A lack of diversity limits innovation
Lack of representation in clinical trials has been a policy priority for federal agencies dating back to the early 1990s and advanced by federal agencies including the Food and Drug Administration (FDA) and National Institutes of Health (NIH).
Recent evidence suggests there has been some progress, especially in recruiting women and older adults. But more can be done—including better data reporting requirements.
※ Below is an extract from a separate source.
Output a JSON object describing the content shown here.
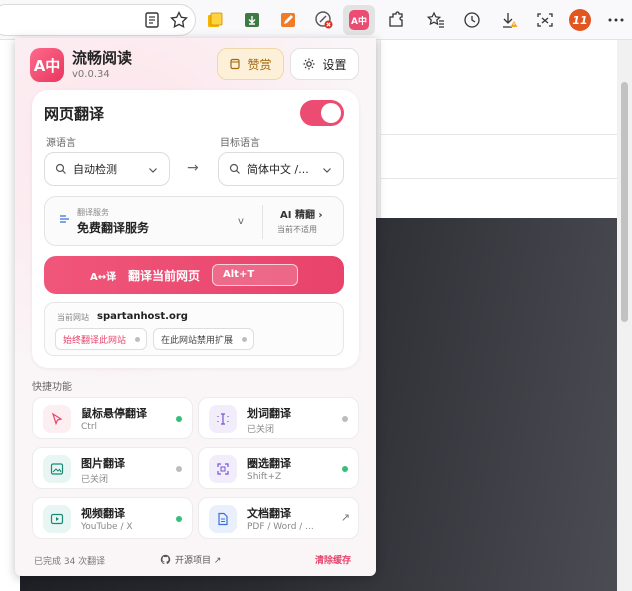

“Despite new regulatory requirements, data on racial and ethnic diversity in clinical trials has not been reliably reported and when they are reported, it is not always done consistently,” said Jakub Hlávka who contributed analysis on demographic trends in clinical trial data to the committee. “Much of the data we used had to be manually entered and coded. This makes ongoing analysis challenging and prone to errors.” Hlávka is executive director of the Healthcare Markets Initiative at Schaeffer Center and an assistant professor at the Price School.
He found that the representativeness of volunteers in trials that resulted in FDA approval has gradually improved since 2014. But, in some cases more than 20% of participants had unknown ethnicity. The analysis of all trials, even those that do not result in an FDA approval, is even more complicated.
“There are reporting gaps which clouds transparency,” Hlávka said. “A clearer picture of trial enrollment benefits scientific progress and will lead to better treatment options for all patients, including by identifying therapies that may have missed their primary endpoints due to enrollment challenges.”
“There is real need to incentivize better representation in clinical trials,” said Goldman. “Health disparities have costs – for the individual and society – and we could reduce them by developing better drugs that better meet the needs of all populations.”